The movement in the number of shares awarded under the LTIP was as follows:
| Number of share awards under LTIP | ||
| Six months ended 30 June 2020 | Six months ended 30 June 2019 | Year ended 31 December 2019 |
| Unaudited | Unaudited | Audited |
At beginning of the period | 4,262,990 | 5,216,928 | 5,216,928 |
Granted | 2,008,433 | 1,506,698 | 1,506,698 |
Lapsed | (828,224) | (402,558) | (572,841) |
Vested and exercised | (1,072,112) | (1,878,182) | (1,887,795) |
At end of the period | 4,371,087 | 4,442,886 | 4,262,990 |
In addition to the 1,072,112 shares that vested per the table above, a further 80,192 shares were awarded in lieu of dividends payable since the grant date on the vested shares (see note 12).

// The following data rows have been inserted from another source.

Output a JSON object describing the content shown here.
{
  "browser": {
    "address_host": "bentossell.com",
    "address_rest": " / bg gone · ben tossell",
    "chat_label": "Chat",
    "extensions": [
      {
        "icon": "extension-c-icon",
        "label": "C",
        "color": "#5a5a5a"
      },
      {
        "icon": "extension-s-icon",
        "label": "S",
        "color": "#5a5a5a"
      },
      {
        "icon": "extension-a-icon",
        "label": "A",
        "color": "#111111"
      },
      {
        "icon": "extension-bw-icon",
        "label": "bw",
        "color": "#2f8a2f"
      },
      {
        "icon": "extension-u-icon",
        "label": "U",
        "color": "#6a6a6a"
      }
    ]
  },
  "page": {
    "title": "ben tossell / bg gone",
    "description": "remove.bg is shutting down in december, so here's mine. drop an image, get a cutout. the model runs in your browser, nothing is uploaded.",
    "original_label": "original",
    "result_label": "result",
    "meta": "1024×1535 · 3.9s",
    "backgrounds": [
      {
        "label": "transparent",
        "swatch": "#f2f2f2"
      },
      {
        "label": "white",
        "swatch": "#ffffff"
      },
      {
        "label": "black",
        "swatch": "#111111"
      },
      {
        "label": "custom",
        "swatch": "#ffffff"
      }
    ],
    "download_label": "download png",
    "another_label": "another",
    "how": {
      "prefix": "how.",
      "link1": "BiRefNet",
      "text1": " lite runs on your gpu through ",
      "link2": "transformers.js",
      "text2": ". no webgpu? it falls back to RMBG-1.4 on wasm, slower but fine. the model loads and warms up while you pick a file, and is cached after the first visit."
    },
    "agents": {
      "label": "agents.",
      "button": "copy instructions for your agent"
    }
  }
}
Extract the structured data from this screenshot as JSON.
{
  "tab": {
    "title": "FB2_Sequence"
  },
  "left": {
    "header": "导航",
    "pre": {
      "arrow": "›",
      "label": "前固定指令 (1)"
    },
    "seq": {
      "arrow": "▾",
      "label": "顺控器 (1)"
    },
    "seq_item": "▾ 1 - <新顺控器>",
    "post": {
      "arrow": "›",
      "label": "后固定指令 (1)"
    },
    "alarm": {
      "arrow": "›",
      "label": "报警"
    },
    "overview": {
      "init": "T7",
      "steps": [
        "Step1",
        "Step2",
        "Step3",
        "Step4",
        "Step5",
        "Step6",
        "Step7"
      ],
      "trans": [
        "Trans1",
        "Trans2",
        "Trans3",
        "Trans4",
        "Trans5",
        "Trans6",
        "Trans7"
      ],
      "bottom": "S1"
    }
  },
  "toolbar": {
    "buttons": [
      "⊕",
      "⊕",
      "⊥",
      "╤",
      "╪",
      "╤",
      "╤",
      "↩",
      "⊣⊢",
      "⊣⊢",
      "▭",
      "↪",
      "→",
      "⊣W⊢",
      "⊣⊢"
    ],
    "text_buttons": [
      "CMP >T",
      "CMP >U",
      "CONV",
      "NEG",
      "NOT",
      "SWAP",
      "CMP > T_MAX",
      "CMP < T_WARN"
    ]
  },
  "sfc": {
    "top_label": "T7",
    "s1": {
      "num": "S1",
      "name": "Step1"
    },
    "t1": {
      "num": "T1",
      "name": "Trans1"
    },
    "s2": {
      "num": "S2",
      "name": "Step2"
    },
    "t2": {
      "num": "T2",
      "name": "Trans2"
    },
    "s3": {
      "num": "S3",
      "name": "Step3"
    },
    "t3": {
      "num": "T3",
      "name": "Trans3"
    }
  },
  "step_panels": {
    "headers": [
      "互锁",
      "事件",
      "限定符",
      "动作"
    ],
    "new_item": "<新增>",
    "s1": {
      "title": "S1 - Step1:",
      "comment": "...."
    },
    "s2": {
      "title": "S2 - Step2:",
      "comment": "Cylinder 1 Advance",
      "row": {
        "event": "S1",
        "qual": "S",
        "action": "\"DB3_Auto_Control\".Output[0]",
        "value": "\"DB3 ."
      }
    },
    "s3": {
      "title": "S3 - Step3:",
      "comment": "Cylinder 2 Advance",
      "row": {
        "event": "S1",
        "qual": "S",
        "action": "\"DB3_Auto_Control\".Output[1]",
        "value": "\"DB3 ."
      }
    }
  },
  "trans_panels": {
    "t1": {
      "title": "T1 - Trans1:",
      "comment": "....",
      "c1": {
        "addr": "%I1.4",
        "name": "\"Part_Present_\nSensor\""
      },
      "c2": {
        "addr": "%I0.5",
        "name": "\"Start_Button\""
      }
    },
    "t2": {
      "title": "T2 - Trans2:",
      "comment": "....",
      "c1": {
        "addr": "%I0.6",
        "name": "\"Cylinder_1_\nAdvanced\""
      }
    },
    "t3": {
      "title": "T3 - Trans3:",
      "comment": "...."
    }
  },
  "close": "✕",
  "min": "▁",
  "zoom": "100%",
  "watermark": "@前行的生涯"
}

Deferred Share Bonus Plan (DSBP)
The Group operates a Deferred Share Bonus Plan (DSBP) for Executive Directors and certain senior executives under which the amount of any bonus above 60% of their base salary (or, for Executive Directors, where higher, 60% of maximum bonus potential) is awarded in deferred shares. Awards under the DSBP vest in equal tranches on the first, second and third anniversary of grant, normally subject to continued employment and are subject to the plan rules.
The movement in the number of shares awarded under the DSBP was as follows:
| Number of share awards under DSBP | ||
| Six months ended 30 June 2020 | Six months ended 30 June 2019 | Year ended 31 December 2019 |
| Unaudited | Unaudited | Audited |
At beginning of the period | 158,865 | 175,141 | 175,141 |
Granted | - | 112,554 | 112,554 |
Lapsed | (29,207) | - | (13,781) |
Vested and exercised | (66,833) | (112,087) | (115,049) |
At end of the period | 62,825 | 175,608 | 158,865 |
No awards under the DSBP were granted in the six months ended 30 June 2020. In addition to the 66,833 shares that vested as per the table above, a further 2,922 shares were awarded in lieu of dividends payable since the grant date on the vested shares (see note 12).
Buy-out awards
In the six months ended 30 June 2020, buy-out awards were granted to two senior executives on joining the Group in the period in compensation for certain awards that were forfeited on leaving their previous employers. Two awards were granted to each individual with the first award vesting on the first anniversary of the grant date and the second award vesting on the anniversary of the grant date. Vesting is subject to continued employment and the plan rules.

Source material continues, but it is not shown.